The 60-member Leapfrog Group includes several Fortune 500 companies as well other large private and public health-care purchasers. Together, they spend $40 billion a year on health benefits for 20 million Americans. They have decided to base their purchase of health care on three patient-safety standards —chosen because they promise to yield significant health benefits, can be implemented fairly quickly, and can be monitored effectively:

  • Computerized physician order entry (CPOE): Physicians would use a computerized prescription system to eliminate or reduce errors due to illegible handwriting, decimal-point errors, and failure to check for drug interactions and allergies. Such a system could reduce serious prescribing errors in hospitals by more than 50%, according to Birkmeyer's analysis.

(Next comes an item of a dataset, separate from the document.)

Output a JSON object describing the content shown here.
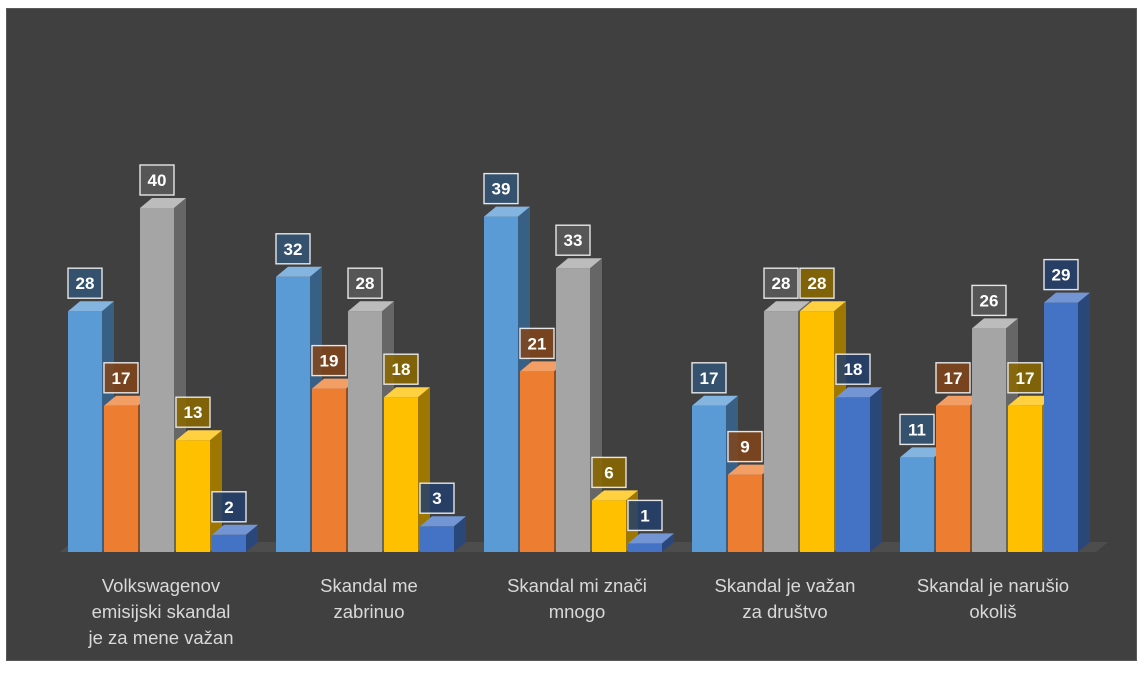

  • Evidence-based hospital referral: Physicians would be required to refer patients needing certain high-risk surgeries and pregnant women facing high-risk deliveries to hospitals offering the best survival odds based on scientifically valid criteria—such as the number of times a hospital performs these procedures each year. Birkmeyer's research indicates this could reduce a patient's risk of dying by over 30%.

    John Birkmeyer, left, has marshalled the data underlying the national Leapfrog Group with help from several Dartmouth colleagues, including economist Jonathan Skinner, seated; internist Joshua Lee; and statistician Chris Birkmeyer.
    Photo by Flying Squirrel Graphics

  • ICU staffing: ICUs would have to be staffed by physicians with credentials in critical-care medicine. It's expected that this would reduce the risk of patients dying in the ICU by 10%.

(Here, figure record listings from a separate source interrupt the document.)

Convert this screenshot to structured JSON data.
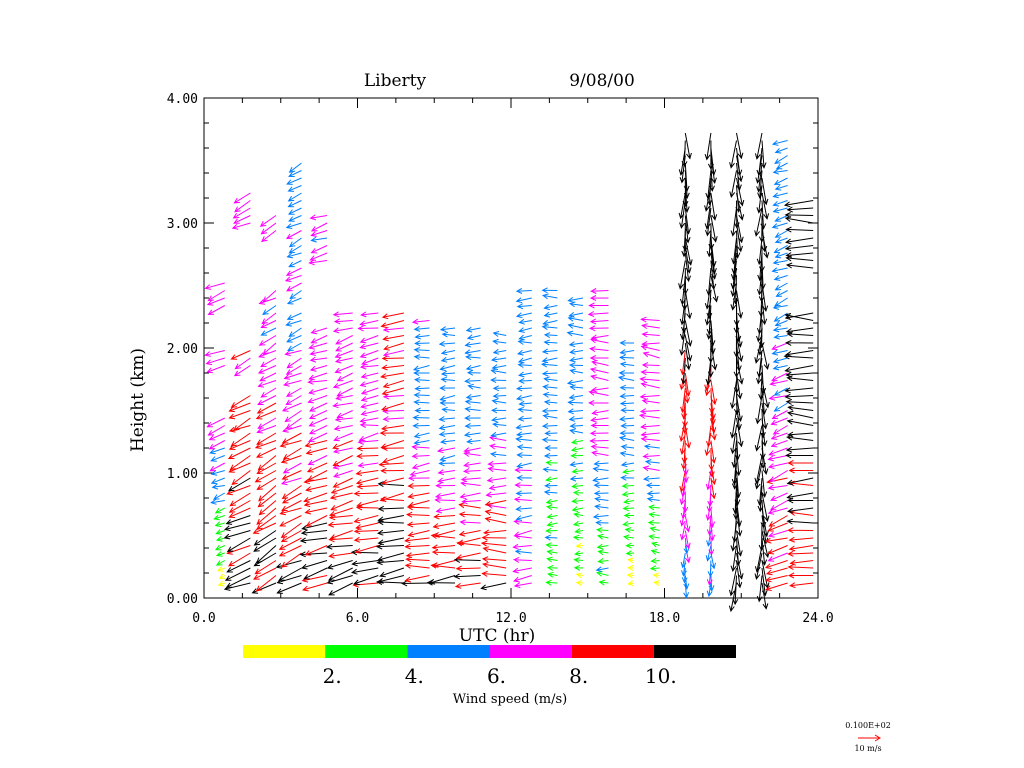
{
  "chart_data": {
    "type": "wind-profile",
    "title_site": "Liberty",
    "title_date": "9/08/00",
    "xlabel": "UTC (hr)",
    "ylabel": "Height (km)",
    "xlim": [
      0,
      24
    ],
    "ylim": [
      0,
      4
    ],
    "xticks": [
      0,
      6,
      12,
      18,
      24
    ],
    "xtick_labels": [
      "0.0",
      "6.0",
      "12.0",
      "18.0",
      "24.0"
    ],
    "yticks": [
      0,
      1,
      2,
      3,
      4
    ],
    "ytick_labels": [
      "0.00",
      "1.00",
      "2.00",
      "3.00",
      "4.00"
    ],
    "colorbar": {
      "label": "Wind speed (m/s)",
      "bins": [
        {
          "min": 0,
          "max": 2,
          "color": "#ffff00"
        },
        {
          "min": 2,
          "max": 4,
          "color": "#00ff00"
        },
        {
          "min": 4,
          "max": 6,
          "color": "#0080ff"
        },
        {
          "min": 6,
          "max": 8,
          "color": "#ff00ff"
        },
        {
          "min": 8,
          "max": 10,
          "color": "#ff0000"
        },
        {
          "min": 10,
          "max": 12,
          "color": "#000000"
        }
      ],
      "tick_labels": [
        "2.",
        "4.",
        "6.",
        "8.",
        "10."
      ]
    },
    "reference_vector": {
      "label_top": "0.100E+02",
      "label_bottom": "10 m/s",
      "color": "#ff0000"
    },
    "series": [
      {
        "name": "profile",
        "time": 0.5,
        "top": 2.55,
        "gaps": [
          [
            1.5,
            1.85
          ],
          [
            2.0,
            2.3
          ]
        ],
        "dir_deg": 250,
        "speed_low": 1.0,
        "speed_high": 7.5
      },
      {
        "name": "profile",
        "time": 1.5,
        "top": 3.25,
        "gaps": [
          [
            1.65,
            1.85
          ],
          [
            2.0,
            3.0
          ]
        ],
        "dir_deg": 245,
        "speed_low": 11,
        "speed_high": 7.5
      },
      {
        "name": "profile",
        "time": 2.5,
        "top": 3.1,
        "gaps": [
          [
            2.5,
            2.9
          ]
        ],
        "dir_deg": 240,
        "speed_low": 11,
        "speed_high": 6.5
      },
      {
        "name": "profile",
        "time": 3.5,
        "top": 3.5,
        "gaps": [
          [
            2.3,
            2.4
          ]
        ],
        "dir_deg": 245,
        "speed_low": 11,
        "speed_high": 5.5
      },
      {
        "name": "profile",
        "time": 4.5,
        "top": 3.1,
        "gaps": [
          [
            2.2,
            2.7
          ]
        ],
        "dir_deg": 255,
        "speed_low": 11,
        "speed_high": 6.5
      },
      {
        "name": "profile",
        "time": 5.5,
        "top": 2.3,
        "gaps": [],
        "dir_deg": 255,
        "speed_low": 11,
        "speed_high": 7.0
      },
      {
        "name": "profile",
        "time": 6.5,
        "top": 2.3,
        "gaps": [],
        "dir_deg": 260,
        "speed_low": 11,
        "speed_high": 7.0
      },
      {
        "name": "profile",
        "time": 7.5,
        "top": 2.3,
        "gaps": [],
        "dir_deg": 262,
        "speed_low": 11,
        "speed_high": 8.5
      },
      {
        "name": "profile",
        "time": 8.5,
        "top": 2.25,
        "gaps": [],
        "dir_deg": 265,
        "speed_low": 11,
        "speed_high": 5.5
      },
      {
        "name": "profile",
        "time": 9.5,
        "top": 2.2,
        "gaps": [],
        "dir_deg": 265,
        "speed_low": 11,
        "speed_high": 5.0
      },
      {
        "name": "profile",
        "time": 10.5,
        "top": 2.2,
        "gaps": [],
        "dir_deg": 268,
        "speed_low": 11,
        "speed_high": 5.0
      },
      {
        "name": "profile",
        "time": 11.5,
        "top": 2.15,
        "gaps": [],
        "dir_deg": 270,
        "speed_low": 11,
        "speed_high": 5.0
      },
      {
        "name": "profile",
        "time": 12.5,
        "top": 2.5,
        "gaps": [],
        "dir_deg": 265,
        "speed_low": 7.0,
        "speed_high": 5.0
      },
      {
        "name": "profile",
        "time": 13.5,
        "top": 2.5,
        "gaps": [],
        "dir_deg": 268,
        "speed_low": 3.0,
        "speed_high": 5.0
      },
      {
        "name": "profile",
        "time": 14.5,
        "top": 2.4,
        "gaps": [],
        "dir_deg": 270,
        "speed_low": 1.0,
        "speed_high": 5.0
      },
      {
        "name": "profile",
        "time": 15.5,
        "top": 2.5,
        "gaps": [],
        "dir_deg": 272,
        "speed_low": 3.0,
        "speed_high": 7.0
      },
      {
        "name": "profile",
        "time": 16.5,
        "top": 2.05,
        "gaps": [],
        "dir_deg": 270,
        "speed_low": 1.0,
        "speed_high": 5.0
      },
      {
        "name": "profile",
        "time": 17.5,
        "top": 2.25,
        "gaps": [],
        "dir_deg": 275,
        "speed_low": 1.0,
        "speed_high": 7.0
      },
      {
        "name": "profile",
        "time": 18.5,
        "top": 3.75,
        "gaps": [],
        "dir_deg": 180,
        "speed_low": 5.0,
        "speed_high": 11
      },
      {
        "name": "profile",
        "time": 19.5,
        "top": 3.75,
        "gaps": [],
        "dir_deg": 180,
        "speed_low": 5.0,
        "speed_high": 11
      },
      {
        "name": "profile",
        "time": 20.5,
        "top": 3.75,
        "gaps": [],
        "dir_deg": 180,
        "speed_low": 11,
        "speed_high": 11
      },
      {
        "name": "profile",
        "time": 21.5,
        "top": 3.75,
        "gaps": [],
        "dir_deg": 180,
        "speed_low": 11,
        "speed_high": 11
      },
      {
        "name": "profile",
        "time": 22.5,
        "top": 3.7,
        "gaps": [],
        "dir_deg": 250,
        "speed_low": 9.0,
        "speed_high": 5.0
      },
      {
        "name": "profile",
        "time": 23.5,
        "top": 3.2,
        "gaps": [
          [
            2.3,
            2.6
          ]
        ],
        "dir_deg": 270,
        "speed_low": 9.0,
        "speed_high": 11
      }
    ]
  }
}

    Although the Leapfrog standards will apply only to hospitals in metropolitan areas, Birkmeyer notes that DHMC already meets most of the criteria. The Medical Center is currently developing a CPOE system, for instance, and physicians certified in critical-care medicine staff its ICU.

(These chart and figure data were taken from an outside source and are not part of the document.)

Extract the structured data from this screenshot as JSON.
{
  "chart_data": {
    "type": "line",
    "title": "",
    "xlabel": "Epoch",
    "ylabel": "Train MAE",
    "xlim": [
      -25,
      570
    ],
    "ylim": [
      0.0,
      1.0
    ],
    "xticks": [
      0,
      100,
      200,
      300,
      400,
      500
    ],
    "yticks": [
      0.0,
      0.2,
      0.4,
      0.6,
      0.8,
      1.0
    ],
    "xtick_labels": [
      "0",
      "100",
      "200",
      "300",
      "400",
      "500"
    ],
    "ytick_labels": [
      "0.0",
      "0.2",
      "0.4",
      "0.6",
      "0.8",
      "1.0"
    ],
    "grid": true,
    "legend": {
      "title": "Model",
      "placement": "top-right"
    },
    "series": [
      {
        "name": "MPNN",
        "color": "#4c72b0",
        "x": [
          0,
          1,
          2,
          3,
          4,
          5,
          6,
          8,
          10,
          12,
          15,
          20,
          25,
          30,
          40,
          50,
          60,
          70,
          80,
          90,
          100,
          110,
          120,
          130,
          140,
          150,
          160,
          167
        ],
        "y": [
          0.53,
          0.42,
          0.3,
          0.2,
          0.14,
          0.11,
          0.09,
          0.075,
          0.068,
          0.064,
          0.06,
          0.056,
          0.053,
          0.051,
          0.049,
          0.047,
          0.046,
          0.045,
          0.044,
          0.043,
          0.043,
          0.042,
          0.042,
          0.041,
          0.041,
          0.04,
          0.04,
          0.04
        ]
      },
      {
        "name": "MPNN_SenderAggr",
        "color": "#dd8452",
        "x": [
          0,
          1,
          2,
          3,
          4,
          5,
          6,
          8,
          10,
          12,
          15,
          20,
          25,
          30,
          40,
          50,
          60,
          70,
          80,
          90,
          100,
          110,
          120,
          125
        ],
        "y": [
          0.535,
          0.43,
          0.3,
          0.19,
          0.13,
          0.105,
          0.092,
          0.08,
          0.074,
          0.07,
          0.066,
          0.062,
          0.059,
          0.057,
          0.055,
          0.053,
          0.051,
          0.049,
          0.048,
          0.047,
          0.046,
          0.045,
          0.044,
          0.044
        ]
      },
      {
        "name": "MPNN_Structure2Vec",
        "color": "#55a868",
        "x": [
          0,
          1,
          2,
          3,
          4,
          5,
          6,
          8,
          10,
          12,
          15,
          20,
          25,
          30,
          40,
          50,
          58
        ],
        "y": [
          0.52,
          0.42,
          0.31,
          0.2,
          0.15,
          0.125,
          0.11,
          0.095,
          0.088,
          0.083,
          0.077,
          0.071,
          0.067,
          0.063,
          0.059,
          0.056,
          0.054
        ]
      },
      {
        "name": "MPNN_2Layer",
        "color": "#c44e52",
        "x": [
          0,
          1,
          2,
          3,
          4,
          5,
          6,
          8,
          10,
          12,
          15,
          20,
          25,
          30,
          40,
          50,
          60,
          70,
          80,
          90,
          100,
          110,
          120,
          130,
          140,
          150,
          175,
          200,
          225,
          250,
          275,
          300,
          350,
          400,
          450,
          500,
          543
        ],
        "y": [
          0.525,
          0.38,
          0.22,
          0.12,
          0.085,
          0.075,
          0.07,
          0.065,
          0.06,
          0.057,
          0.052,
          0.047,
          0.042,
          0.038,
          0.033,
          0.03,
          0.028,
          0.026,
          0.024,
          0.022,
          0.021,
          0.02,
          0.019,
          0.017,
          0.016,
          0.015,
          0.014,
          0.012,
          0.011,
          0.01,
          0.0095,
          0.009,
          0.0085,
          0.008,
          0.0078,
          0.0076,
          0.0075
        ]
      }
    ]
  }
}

    Effect: "I personally think that Leapfrog will ultimately have its greatest effect just by its ability to exert a fair amount of peer pressure among hospitals," says Birkmeyer. "Just by going public, before any of the safety standards have ever really been implemented, they've already had a significant effect just by making . . . patients aware that there are these things that are heavily correlated with hospital quality that they can then ask about."

    Not everyone is thrilled with the Leapfrog approach, however. "Now that the Leapfrog Group has raised these worthy goals, maybe they'll help pay for them," Rick Wade, senior vice president of the American Hospital Association, was quoted as saying in one news article. Indeed, the up-front costs of developing and implementing a CPOE system can be substantial; hiring intensivists to staff ICUs can be expensive; and referring surgery elsewhere can mean lost revenue for the sending hospital.

    Change: "It's fair to say that hospitals and physicians are overwhelmed by regulatory attempts," Birkmeyer says. "And this is, to many people, just the latest and most intrusive one."

    In addition, there are fears that the changes could threaten the viability of small hospitals and thus limit access to health care for some patients. "The Leapfrog Group anticipated this as a common criticism, which is why at least in phase one . . . they're basically exempting rural areas," says Birkmeyer. "Some people within the quality-improvement camp would argue that rather than focusing on external measures, . . . essentially moving people around to the best hospitals, that instead we should be focusing on mechanisms for how to internally improve the care at all hospitals.

    "I think that there's room for both approaches," he adds.